Immigration and customs were a joke, maybe because of the 100 dollars I paid them...for the visa. And we we promptly spent 2 hours with my so far favorite spanish person, Julian the private busdriver. An avilian born and raised i grilled him for all he could tell me about the town that wasn't touristy, which i think he actually enjoyed. Town gown relationships are good-the bullfights are done for the summer-every drink comes with food no matter what-kids my age seem to prefer mobil parties called mobiles-tourism is way down, but not dead-and that there are discotechs for old people.

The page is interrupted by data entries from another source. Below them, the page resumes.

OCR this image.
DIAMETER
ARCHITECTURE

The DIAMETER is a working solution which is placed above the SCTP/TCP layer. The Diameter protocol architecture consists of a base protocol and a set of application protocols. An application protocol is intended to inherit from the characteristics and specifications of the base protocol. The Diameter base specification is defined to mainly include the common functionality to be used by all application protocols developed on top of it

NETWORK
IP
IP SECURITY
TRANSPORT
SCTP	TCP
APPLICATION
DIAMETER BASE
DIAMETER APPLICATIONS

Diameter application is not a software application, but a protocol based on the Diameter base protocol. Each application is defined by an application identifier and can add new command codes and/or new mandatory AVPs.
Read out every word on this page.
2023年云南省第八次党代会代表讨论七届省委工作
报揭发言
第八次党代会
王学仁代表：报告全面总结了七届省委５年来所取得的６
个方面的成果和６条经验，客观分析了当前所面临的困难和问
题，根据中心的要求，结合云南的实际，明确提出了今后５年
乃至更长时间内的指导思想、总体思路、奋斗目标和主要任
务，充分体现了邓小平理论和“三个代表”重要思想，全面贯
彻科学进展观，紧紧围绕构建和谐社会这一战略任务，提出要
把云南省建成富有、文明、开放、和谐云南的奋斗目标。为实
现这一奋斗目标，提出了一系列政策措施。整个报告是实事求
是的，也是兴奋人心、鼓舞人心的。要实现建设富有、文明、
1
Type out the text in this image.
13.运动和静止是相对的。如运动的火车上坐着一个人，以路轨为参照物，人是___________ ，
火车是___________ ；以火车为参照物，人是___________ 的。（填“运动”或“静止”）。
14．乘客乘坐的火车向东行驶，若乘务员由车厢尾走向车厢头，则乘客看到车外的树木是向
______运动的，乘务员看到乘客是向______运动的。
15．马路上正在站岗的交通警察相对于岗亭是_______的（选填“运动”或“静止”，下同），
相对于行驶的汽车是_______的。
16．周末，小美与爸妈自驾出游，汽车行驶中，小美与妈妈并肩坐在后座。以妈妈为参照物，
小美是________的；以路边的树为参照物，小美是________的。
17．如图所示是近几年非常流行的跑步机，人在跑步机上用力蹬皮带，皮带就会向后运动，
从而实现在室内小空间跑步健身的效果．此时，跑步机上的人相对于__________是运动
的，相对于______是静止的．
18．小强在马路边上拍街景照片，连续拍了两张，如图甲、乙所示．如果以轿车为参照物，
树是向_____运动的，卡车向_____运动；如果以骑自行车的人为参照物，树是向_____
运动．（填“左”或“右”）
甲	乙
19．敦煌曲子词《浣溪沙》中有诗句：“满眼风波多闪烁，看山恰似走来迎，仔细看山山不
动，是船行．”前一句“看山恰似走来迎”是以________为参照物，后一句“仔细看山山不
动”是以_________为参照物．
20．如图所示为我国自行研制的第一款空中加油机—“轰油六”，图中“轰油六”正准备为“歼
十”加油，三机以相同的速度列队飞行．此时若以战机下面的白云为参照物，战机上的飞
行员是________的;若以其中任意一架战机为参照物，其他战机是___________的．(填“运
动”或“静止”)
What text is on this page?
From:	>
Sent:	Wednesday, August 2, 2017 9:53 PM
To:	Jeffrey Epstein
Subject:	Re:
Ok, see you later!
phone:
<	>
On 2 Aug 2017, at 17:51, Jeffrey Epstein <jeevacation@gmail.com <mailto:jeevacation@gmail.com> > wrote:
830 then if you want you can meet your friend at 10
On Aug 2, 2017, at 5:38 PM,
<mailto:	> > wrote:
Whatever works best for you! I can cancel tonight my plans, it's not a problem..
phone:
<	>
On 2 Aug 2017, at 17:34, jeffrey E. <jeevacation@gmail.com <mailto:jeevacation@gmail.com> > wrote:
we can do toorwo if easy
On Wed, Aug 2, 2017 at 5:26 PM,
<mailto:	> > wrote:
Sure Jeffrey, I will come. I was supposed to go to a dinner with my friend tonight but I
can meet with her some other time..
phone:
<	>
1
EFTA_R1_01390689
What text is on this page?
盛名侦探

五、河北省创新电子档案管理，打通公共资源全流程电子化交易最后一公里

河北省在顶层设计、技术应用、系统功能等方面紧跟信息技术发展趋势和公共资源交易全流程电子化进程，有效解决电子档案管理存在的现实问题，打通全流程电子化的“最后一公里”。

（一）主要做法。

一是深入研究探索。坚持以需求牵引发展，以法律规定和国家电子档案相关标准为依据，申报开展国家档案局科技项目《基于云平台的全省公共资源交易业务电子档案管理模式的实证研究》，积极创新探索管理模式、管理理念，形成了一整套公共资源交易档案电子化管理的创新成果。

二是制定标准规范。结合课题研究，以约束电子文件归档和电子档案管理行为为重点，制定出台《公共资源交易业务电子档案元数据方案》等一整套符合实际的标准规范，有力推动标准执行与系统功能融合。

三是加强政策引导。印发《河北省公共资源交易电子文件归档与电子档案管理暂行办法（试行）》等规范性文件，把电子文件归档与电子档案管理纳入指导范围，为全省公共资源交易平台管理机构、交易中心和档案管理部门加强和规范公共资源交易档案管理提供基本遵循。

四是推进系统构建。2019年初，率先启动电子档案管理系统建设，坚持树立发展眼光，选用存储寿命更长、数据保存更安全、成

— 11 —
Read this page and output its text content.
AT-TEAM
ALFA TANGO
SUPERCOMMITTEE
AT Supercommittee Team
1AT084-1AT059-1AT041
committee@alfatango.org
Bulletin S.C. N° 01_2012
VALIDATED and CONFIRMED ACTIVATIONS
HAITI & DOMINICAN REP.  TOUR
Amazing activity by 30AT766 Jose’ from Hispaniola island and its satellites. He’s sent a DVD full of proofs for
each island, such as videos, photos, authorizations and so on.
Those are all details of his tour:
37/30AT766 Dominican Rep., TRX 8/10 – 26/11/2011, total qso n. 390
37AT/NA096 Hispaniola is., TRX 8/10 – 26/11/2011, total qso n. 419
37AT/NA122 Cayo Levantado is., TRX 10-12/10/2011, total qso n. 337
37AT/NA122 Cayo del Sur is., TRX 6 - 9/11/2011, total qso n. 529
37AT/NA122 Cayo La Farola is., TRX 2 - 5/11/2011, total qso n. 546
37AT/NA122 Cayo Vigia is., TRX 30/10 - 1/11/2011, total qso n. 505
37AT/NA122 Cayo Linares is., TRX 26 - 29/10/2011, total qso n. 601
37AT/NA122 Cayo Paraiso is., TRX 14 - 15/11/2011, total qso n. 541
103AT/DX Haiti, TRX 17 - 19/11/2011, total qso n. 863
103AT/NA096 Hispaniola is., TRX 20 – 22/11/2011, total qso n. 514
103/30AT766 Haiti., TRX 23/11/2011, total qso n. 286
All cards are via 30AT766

Feel free to take a momemnt to get that image out of your head before you continue.


The reason we got that quality time with Julian was that our 15 Chinese compatriots were running late. We eventually spent most of the day with them, despite the fact they spoke virtualy no spanish nor english and my chineese ends at Nehow, shu-shu, and ye ye (hellow, thank you, and grandfather). This led to one of the quitest meals i've ever had.

I'm now moved into a rather hot dorm room with its own bathroom and am eagerly waiting to see how i can make some spanish friends. They seem sort of standoffish and confused by Candice and my presents, we'll see how that goes.




Oh and by the way she might be changing her name because spaniards can't say it. Probably to Jen, or Jennifer, and i have no idea where that name came from!

Yeeeeee-haaaaaaaaaw,
Rob

Monday, September 7

Packing


  • Packing-belatedly
  • Flight Leaves at 10:45 on September 7th
  • Jet Lag is going to suck

The moment is almost upon me. I leave for Avila in under 18 hours, but it still hasn't hit me. Although i have traveled alot, usually i start getting a little antzy this soon, but for some reason i don't feel like i'm leaving yet. I have spread all of my clothes over the floor and made stacks and piles until mom kindly wondered if i could get to my bed, but these landmines have yet to convince me that soon i will have to be speaking in spanish. Which i'm afraid might be a problem, what with it not being my native language. (and that i havn't taken a class in over 2.5 years).


I have also started planning for jetlag. The fact that i have just started means that i don't need to do anything about it, becuase nothing i do now will make a difference. So that will be a bridge to cross later when i'm drowsy and don't understand whats going on. Gotta love bridges.

Wish me luck, i'm heading to Spain whether i feel like it or not!

Sunday, September 6

The Program Details




I will be living and studying in Avila, Spain just outside Madrid courtesy of CET's "confluence of Christianity, Islam, and Judaism" program from September until December 23rd! Did you see how much information i packed into that sentence?

This blog will be for people who want to keep rough track of what i'm doing in spain, see some pictures, and generally keep up with my Spanish adventure.

Avila is a small town of around 60,000 people and is home to two or three smallish universities. I will be living in the dorms and attending classes at the university that specializes in teaching and in tourism (which means they might speak some english :)). Its a pretty cool ancient town, ringed by its amazingly intact medieval wall:




I'll update this post probably weekly and try to keep it short, because lord knows i barely read anyone else's blog!